Se la strategia del Covid 0 non funziona, né per prevenire, né per contenere la variante Omicron del coronavirus, allora perché insistere? Anzi: perché, ad ogni insuccesso il sistema si irrigidisce ulteriormente? Sono domande che ci siamo chiesti anche in Italia, a fronte di misure restrittive più blande di quelle cinesi. Ma che trovano risposta in quel che ha affermato, in un articolo, Ma Xiaowei, a capo della Commissione Sanitaria Nazionale della Cina, il massimo organo sanitario della Repubblica Popolare. Ma ha risposto a questa domanda affermando che la decisione per la strategia “Covid 0” è stata presa direttamente da Xi Jinping. E così è azzerata ogni possibile obiezione.

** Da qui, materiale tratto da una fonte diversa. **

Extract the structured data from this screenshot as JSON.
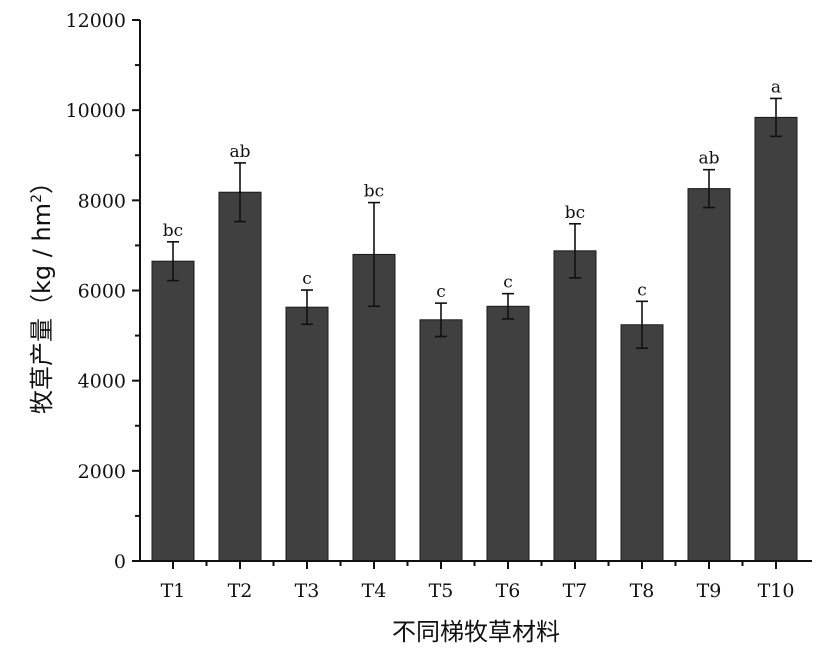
{
  "chart_data": {
    "type": "bar",
    "title": "",
    "xlabel": "不同梯牧草材料",
    "ylabel": "牧草产量（kg / hm²）",
    "ylabel_main": "牧草产量（kg / hm",
    "ylabel_sup": "2",
    "ylabel_close": "）",
    "ylim": [
      0,
      12000
    ],
    "yticks": [
      0,
      2000,
      4000,
      6000,
      8000,
      10000,
      12000
    ],
    "categories": [
      "T1",
      "T2",
      "T3",
      "T4",
      "T5",
      "T6",
      "T7",
      "T8",
      "T9",
      "T10"
    ],
    "values": [
      6650,
      8180,
      5630,
      6800,
      5350,
      5650,
      6880,
      5240,
      8260,
      9840
    ],
    "errors": [
      430,
      650,
      380,
      1150,
      370,
      280,
      600,
      520,
      420,
      420
    ],
    "significance": [
      "bc",
      "ab",
      "c",
      "bc",
      "c",
      "c",
      "bc",
      "c",
      "ab",
      "a"
    ],
    "bar_color": "#404040",
    "grid": false
  }
}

Ma perché ha adottato quella strategia? La scelta è stata ideologica, ammette candidamente l’alto funzionario cinese: “una comprensione ideologica di un problema ideologico”. Secondo i testi di Marx ed Engels, infatti, le epidemie sono causate dal capitalismo. In una società comunista spariranno completamente, ma possono colpire ancora i Paesi socialisti che stanno progredendo verso il comunismo, quale è la Cina. Un virus non può che arrivare dall’estero, da un Paese capitalista e per questo i cinesi hanno sempre attribuito l’origine del Covid agli Stati Uniti (poi anche all’Italia). Non solo: mentre nei Paesi capitalisti le autorità tenderanno a commettere “l’errore di convivere con il virus” per proteggere le classi borghesi, un regime socialista tenderà a proteggere equamente i proletari. Ed è da questo principio che il Partito Comunista Cinese ha ricavato la strategia del Covid 0. Non siamo esenti neanche in Italia da questo modo di ragionare. Soprattutto se pensiamo a quale ideologia credono i ministri che hanno voluto importare, nel 2020, il metodo cinese di lotta al Covid.